They know how to party in Arequipa. On May 1 each year, thousands take to the streets to mark the Feast of The Virgin with processions, candles and fireworks. And every August, the residents of Peru's second largest city celebrate the anniversary of its founding with a week-long fair. Once again, pyrotechnics are at the fore, with thunderous displays that draw lovers of spectacle from around the world.
On the evening of August 14, 1996, it seemed as if the whole world was in Arequipa to watch the show. Tourists crammed into every available space to see music and dance groups that had come from as far away as Israel. But above all, they were there to enjoy the fireworks that would light up the waters of the Chili River.

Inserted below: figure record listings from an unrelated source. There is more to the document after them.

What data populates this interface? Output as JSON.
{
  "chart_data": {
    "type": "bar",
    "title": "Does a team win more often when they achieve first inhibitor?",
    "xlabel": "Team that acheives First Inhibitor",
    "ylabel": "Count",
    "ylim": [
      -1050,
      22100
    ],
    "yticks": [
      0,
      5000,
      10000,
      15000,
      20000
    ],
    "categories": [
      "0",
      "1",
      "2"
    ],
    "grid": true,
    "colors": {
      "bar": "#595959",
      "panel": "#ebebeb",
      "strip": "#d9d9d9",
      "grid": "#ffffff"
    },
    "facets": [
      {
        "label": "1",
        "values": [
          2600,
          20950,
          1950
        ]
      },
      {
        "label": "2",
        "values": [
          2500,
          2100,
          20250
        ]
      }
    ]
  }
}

As always, a prime vantage point was the cobbled Grau Bridge, and it was here that the crowds were most densely packed as the display got under way.
With their eyes dazzled by the fire erupting all around them, few would have noticed the high tension power cables that crossed the river high above the ancient structure. And when a carelessly aimed rocket exploded into one of the cables and brought it down on to the bridge, the consequences must have seemed at first like part of the pyrotechnics. In fact what onlookers lining the river banks were witnessing was a disaster almost too horrible to contemplate.
For the exposed ends of the broken cable unleashed a 10,000 volt current into the crowd, electrocuting dozens in an instant and igniting a deadly panic. Many would later describe how spectators struck by the cable spontaneously burst into flames, while television footage of the aftermath would show dozens of motionless bodies strewn across the bridge, several still burning.
Some 35 people died on the Grau Bridge that evening, and another 42 were seriously injured. Yet the disaster seems to have done little to dampen Arequipa's taste for festivity. With three volcanoes for neighbours and a reputation for earthquakes, it is perhaps a city that has learned to live with danger.